55% of IT managers want employees to return to the office, spurred by recession ZDNet Japan

With inflation rising and businesses fearing a recession, the future prospects for flexible working have become less clear in recent months.

A person who works overtime alone in the office

Courtesy: Dimitri Otis/Getty

Statistics published by the UK Office for National Statistics (ONS)In the UK, more than 3 in 10 workers work at least partially remotely, according to the report. Workers who could work from home in some way reported having a better work-life balance (78%), having fewer distractions (53%) and being able to get more work done (52 %).
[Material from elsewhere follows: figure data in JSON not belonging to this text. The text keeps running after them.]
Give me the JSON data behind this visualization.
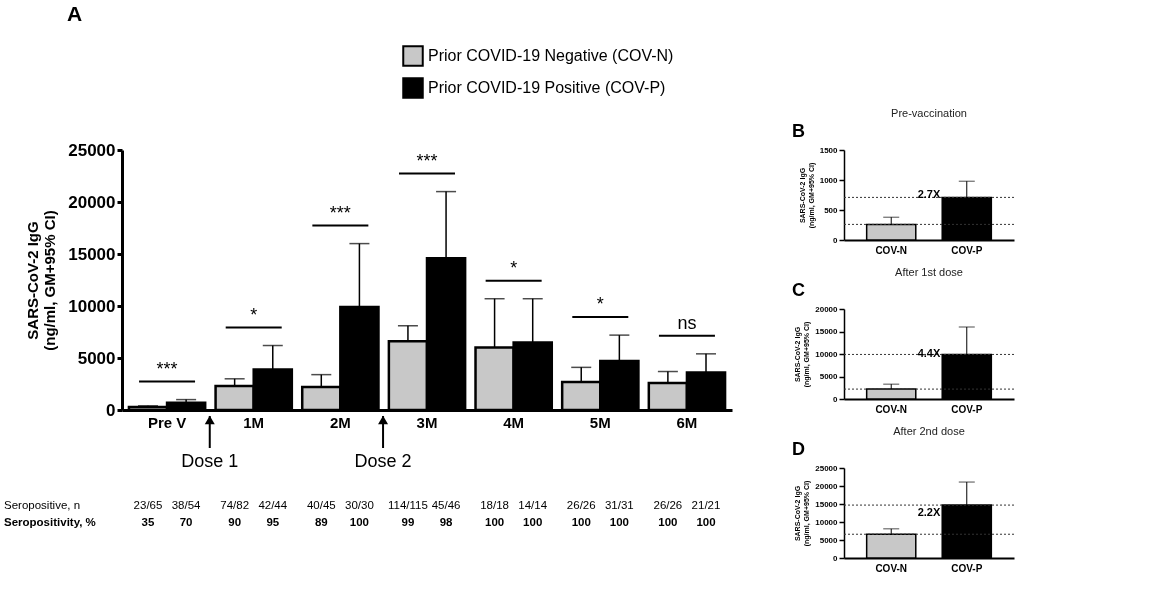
{
  "chart_data": [
    {
      "type": "bar",
      "ylabel": "SARS-CoV-2 IgG (ng/ml, GM+95% CI)",
      "categories": [
        "Pre V",
        "1M",
        "2M",
        "3M",
        "4M",
        "5M",
        "6M"
      ],
      "series": [
        {
          "name": "Prior COVID-19 Negative (COV-N)",
          "color": "#c8c8c8",
          "values": [
            300,
            2300,
            2200,
            6600,
            6000,
            2700,
            2600
          ],
          "errors": [
            [
              300,
              400
            ],
            [
              2300,
              3000
            ],
            [
              2200,
              3400
            ],
            [
              6600,
              8100
            ],
            [
              6000,
              10700
            ],
            [
              2700,
              4100
            ],
            [
              2600,
              3700
            ]
          ]
        },
        {
          "name": "Prior COVID-19 Positive (COV-P)",
          "color": "#000000",
          "values": [
            700,
            3900,
            9900,
            14600,
            6500,
            4700,
            3600
          ],
          "errors": [
            [
              700,
              1000
            ],
            [
              3900,
              6200
            ],
            [
              9900,
              16000
            ],
            [
              14600,
              21000
            ],
            [
              6500,
              10700
            ],
            [
              4700,
              7200
            ],
            [
              3600,
              5400
            ]
          ]
        }
      ],
      "ylim": [
        0,
        25000
      ],
      "yticks": [
        0,
        5000,
        10000,
        15000,
        20000,
        25000
      ],
      "legend": "top right",
      "annotations": [
        "A",
        "Dose 1",
        "Dose 2",
        "***",
        "*",
        "***",
        "***",
        "*",
        "*",
        "ns",
        "Seropositive, n",
        "23/65",
        "38/54",
        "74/82",
        "42/44",
        "40/45",
        "30/30",
        "114/115",
        "45/46",
        "18/18",
        "14/14",
        "26/26",
        "31/31",
        "26/26",
        "21/21",
        "Seropositivity, %",
        "35",
        "70",
        "90",
        "95",
        "89",
        "100",
        "99",
        "98",
        "100",
        "100",
        "100",
        "100",
        "100",
        "100"
      ]
    },
    {
      "type": "bar",
      "title": "Pre-vaccination",
      "ylabel": "SARS-CoV-2 IgG (ng/ml, GM+95% CI)",
      "categories": [
        "COV-N",
        "COV-P"
      ],
      "values": [
        260,
        710
      ],
      "colors": [
        "#c8c8c8",
        "#000000"
      ],
      "errors": [
        [
          260,
          380
        ],
        [
          710,
          980
        ]
      ],
      "ylim": [
        0,
        1500
      ],
      "yticks": [
        0,
        500,
        1000,
        1500
      ],
      "ref_lines": [
        {
          "axis": "y",
          "value": 260,
          "line_style": "dotted"
        },
        {
          "axis": "y",
          "value": 710,
          "line_style": "dotted"
        }
      ],
      "annotations": [
        "B",
        "2.7X"
      ]
    },
    {
      "type": "bar",
      "title": "After 1st dose",
      "ylabel": "SARS-CoV-2 IgG (ng/ml, GM+95% CI)",
      "categories": [
        "COV-N",
        "COV-P"
      ],
      "values": [
        2200,
        9900
      ],
      "colors": [
        "#c8c8c8",
        "#000000"
      ],
      "errors": [
        [
          2200,
          3300
        ],
        [
          9900,
          16000
        ]
      ],
      "ylim": [
        0,
        20000
      ],
      "yticks": [
        0,
        5000,
        10000,
        15000,
        20000
      ],
      "ref_lines": [
        {
          "axis": "y",
          "value": 2200,
          "line_style": "dotted"
        },
        {
          "axis": "y",
          "value": 9900,
          "line_style": "dotted"
        }
      ],
      "annotations": [
        "C",
        "4.4X"
      ]
    },
    {
      "type": "bar",
      "title": "After 2nd dose",
      "ylabel": "SARS-CoV-2 IgG (ng/ml, GM+95% CI)",
      "categories": [
        "COV-N",
        "COV-P"
      ],
      "values": [
        6600,
        14700
      ],
      "colors": [
        "#c8c8c8",
        "#000000"
      ],
      "errors": [
        [
          6600,
          8100
        ],
        [
          14700,
          21100
        ]
      ],
      "ylim": [
        0,
        25000
      ],
      "yticks": [
        0,
        5000,
        10000,
        15000,
        20000,
        25000
      ],
      "ref_lines": [
        {
          "axis": "y",
          "value": 6600,
          "line_style": "dotted"
        },
        {
          "axis": "y",
          "value": 14700,
          "line_style": "dotted"
        }
      ],
      "annotations": [
        "D",
        "2.2X"
      ]
    }
  ]
}
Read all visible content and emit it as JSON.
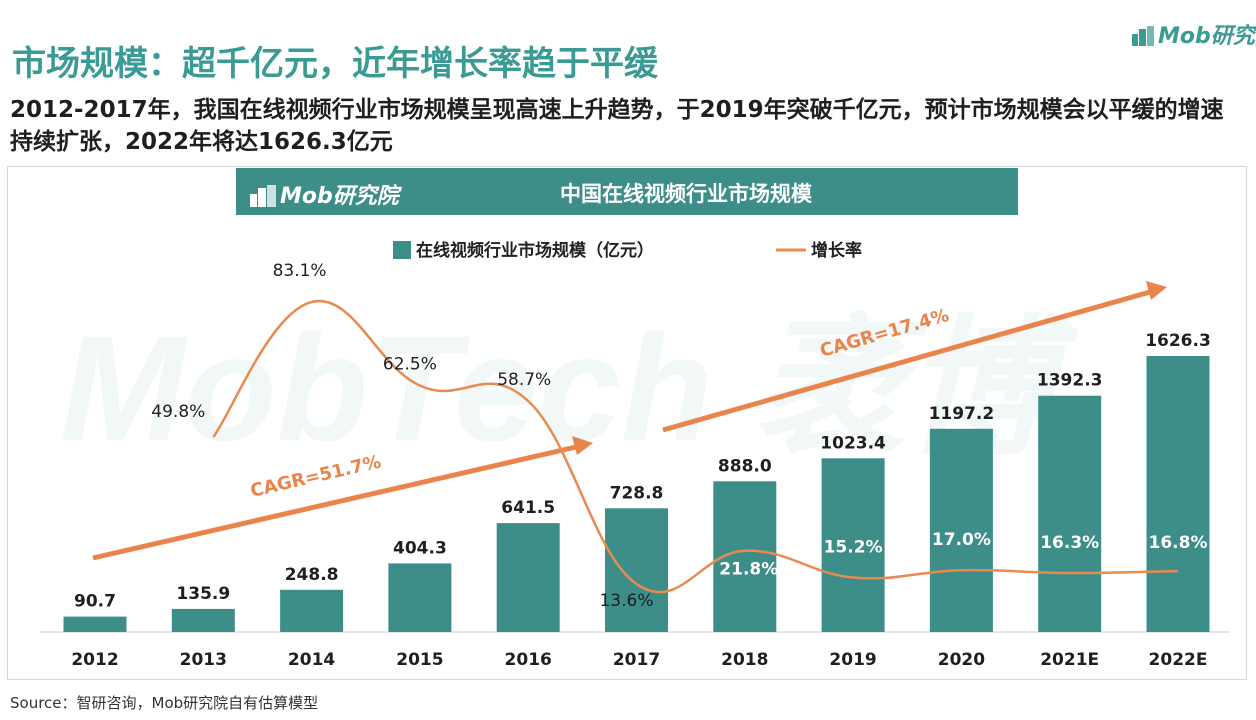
{
  "header": {
    "title": "市场规模：超千亿元，近年增长率趋于平缓",
    "logo": "Mob研究院",
    "subtitle": "2012-2017年，我国在线视频行业市场规模呈现高速上升趋势，于2019年突破千亿元，预计市场规模会以平缓的增速持续扩张，2022年将达1626.3亿元"
  },
  "chart_banner": {
    "logo": "Mob研究院",
    "title": "中国在线视频行业市场规模"
  },
  "watermark": "MobTech 袤博",
  "source": "Source：智研咨询，Mob研究院自有估算模型",
  "colors": {
    "accent": "#3a9a94",
    "bar": "#3d8d89",
    "line": "#e98a4e",
    "arrow": "#e9854c",
    "banner": "#3d8d89"
  },
  "chart_data": {
    "type": "bar",
    "categories": [
      "2012",
      "2013",
      "2014",
      "2015",
      "2016",
      "2017",
      "2018",
      "2019",
      "2020",
      "2021E",
      "2022E"
    ],
    "series": [
      {
        "name": "在线视频行业市场规模（亿元）",
        "type": "bar",
        "values": [
          90.7,
          135.9,
          248.8,
          404.3,
          641.5,
          728.8,
          888.0,
          1023.4,
          1197.2,
          1392.3,
          1626.3
        ],
        "labels": [
          "90.7",
          "135.9",
          "248.8",
          "404.3",
          "641.5",
          "728.8",
          "888.0",
          "1023.4",
          "1197.2",
          "1392.3",
          "1626.3"
        ]
      },
      {
        "name": "增长率",
        "type": "line",
        "axis": "secondary",
        "values": [
          null,
          49.8,
          83.1,
          62.5,
          58.7,
          13.6,
          21.8,
          15.2,
          17.0,
          16.3,
          16.8
        ],
        "labels": [
          "",
          "49.8%",
          "83.1%",
          "62.5%",
          "58.7%",
          "13.6%",
          "21.8%",
          "15.2%",
          "17.0%",
          "16.3%",
          "16.8%"
        ]
      }
    ],
    "annotations": [
      "CAGR=51.7%",
      "CAGR=17.4%"
    ],
    "legend": "top",
    "grid": false
  }
}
Naturally, employees don’t want to give up their hard-earned freedom. But employers may have other plans.

A.Team and MassChallengeReports recently completed and published in the United Statesfound that 55% of IT managers plan to ask staff to work more in the office over the next 12 months. An additional 53% of executives said the recession would make it easier for employees to return to the office. With stagnant jobs and job cuts likely to increase, some companies may be looking to take advantage of this to end (or at least limit) remote working.

Asking employees to return to the office in response to uncertain economic conditions feels more like a return to familiar habits than a practical way to weather future challenges. It can help leaders regain control and tighten control, but it doesn’t necessarily lead to increased productivity or engagement. Statistics from the ONS in the UK show that 78% of workers who telecommute say their work-life balance has improved, so depriving companies of this does not benefit them.

This article is from Red Ventures Overseasarticlewas published by Asahi Interactive for Japan.